The experts, with long experience in international weapons inspections, said the failure to disclose the details was damaging the credibility of the International Atomic Energy Agency (IAEA), a view that is rejected by the agency itself, the United States government and another prominent non-proliferation expert.
The confidential plan for the Parchin site has led to differing reports on how it will be carried out, with some critics of the U.S. administration saying Iran had been given too much leeway to conduct its own inspections, including taking samples.
The inspections are needed to resolve questions about whether Iran did research in the past at Parchin related to building a nuclear weapon.
David Albright, head of the Institute for Science and International Security in Washington, expressed unease about the lack of public details on the arrangement.
"(Details) should be released because it's undermining the IAEA's credibility," Albright said. "Whatever the outcome of the sampling, the secrecy makes it harder to determine whether it's a credible sampling approach."
Former IAEA deputy director-general Olli Heinonen, now at Harvard University, said the secrecy could not be justified.
"This is a very unusual IAEA verification approach, which has no reason to be confidential unless a very special reason - proprietary, economic or security - calls for it," he said.
The IAEA has said it has a legal obligation to keep details of the arrangement confidential, but insists it is technically sound and will ensure the samples are not compromised.
One prominent non-proliferation expert, Jeffrey Lewis of the Monterey Institute of International Studiesand founder of the ArmsControlWonk.com blog, agreed. Releasing the details under pressure would undermine countries' trust in the agency, he said.
"This would severely compromise the ability of the IAEA to carry out its mission around the world," he said.
U.S. Republicans, who tried to sink the July 14 Iran nuclear agreement in Congress, seized on a media report last month that Iran would be able to use its own inspectors to collect samples at Parchin without the IAEA present. The Associated Press report said the arrangement suggested the IAEA would be not be present at the site during the inspections.
Iranian officials have also said that international experts would not be allowed in.
Four diplomats familiar with the deal told Reuters that U.N. inspectors would be present at Parchin to oversee the inspections. In the unusual arrangement struck in July, the samples would be taken by Iranian technicians while IAEA experts present at Parchin observe and oversee the process, Western diplomats told Reuters.
The diplomats, who have knowledge of the deal, said that while the IAEA inspectors will not be next to the Iranian technicians when they take samples, they will be at Parchin overseeing the process. Cameras will record the process.
Iran cannot receive sanctions relief promised under the nuclear deal until the IAEA is satisfied it has answered outstanding questions about the so-called "possible military dimensions" of past Iranian nuclear research. Tehran says its nuclear program is peaceful and that it did not conduct atomic weapons research.
After the AP report, IAEA chief Yukiya Amano rejected as a "misrepresentation" suggestions that Iran would inspect Parchin on the agency's behalf.
In response to Reuters' questions, the AP said its story had no factual errors and that it stood by the article, which was based on what it said was an authentic draft document and additional reporting.
Reuters has not been able to verify the draft text.

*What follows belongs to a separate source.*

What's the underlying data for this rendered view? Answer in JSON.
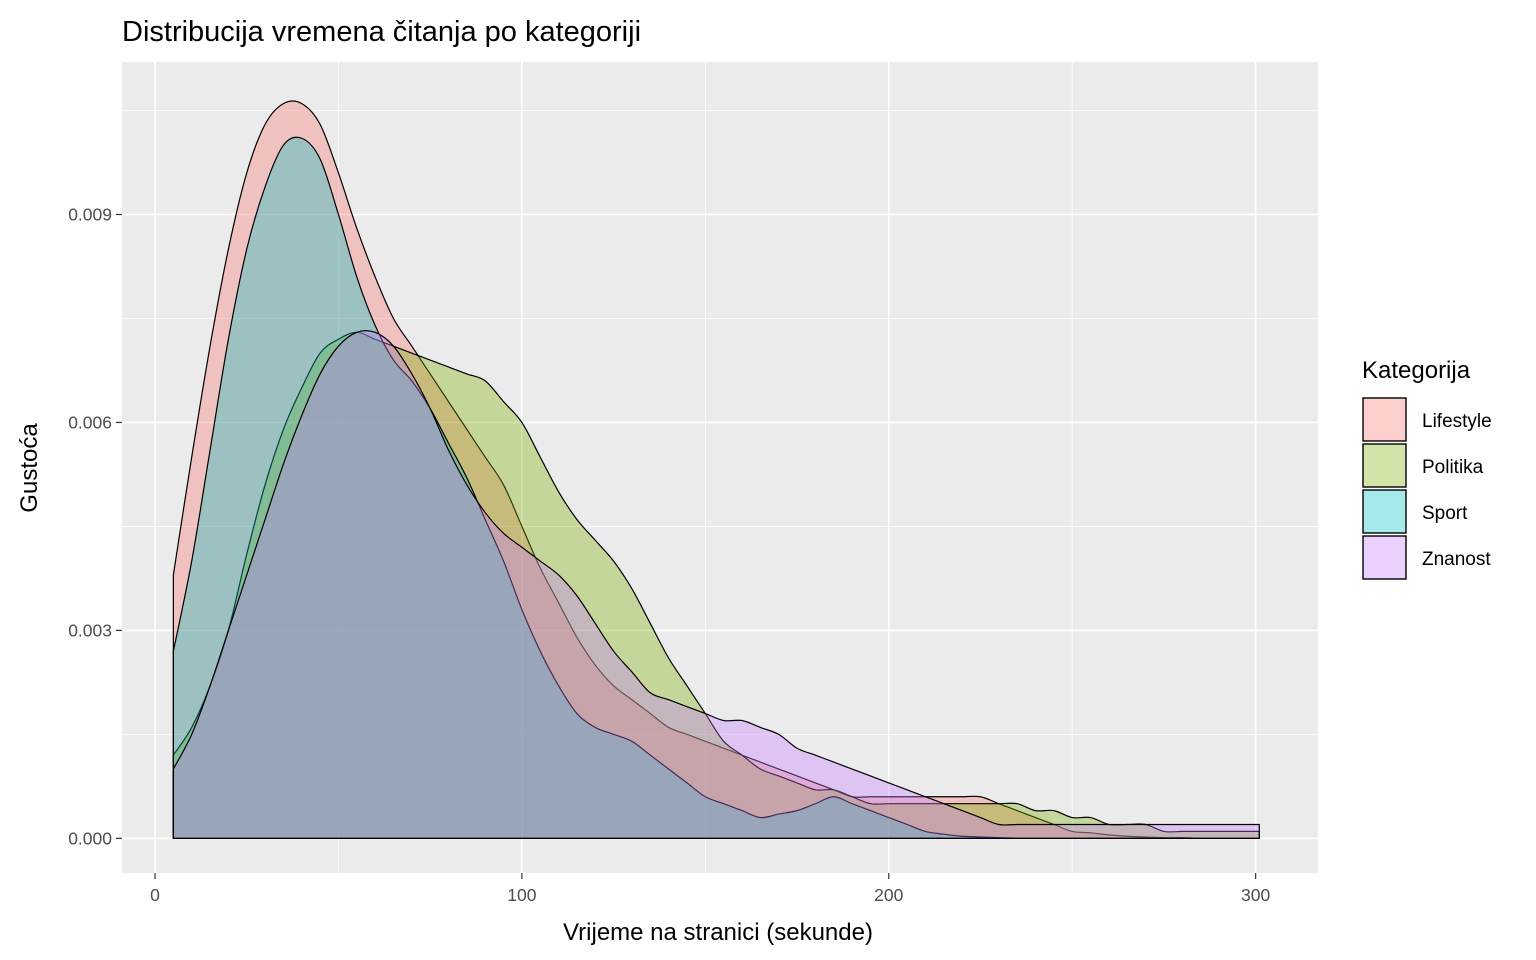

IAEA access to Parchin, a facility the agency has not visited in a decade, was one of the most sensitive issues during the negotiations that led to the nuclear deal.
IAEA inspectors usually take samples themselves when searching for trace nuclear particles that could be a sign of undeclared atomic work. But as Parchin is a military site the agency had to negotiate special arrangements to get in, diplomats said.
Iran is unlikely to agree to release the details, diplomats say, because it would show it has opened up Parchin to foreign experts despite public pronouncements to the contrary.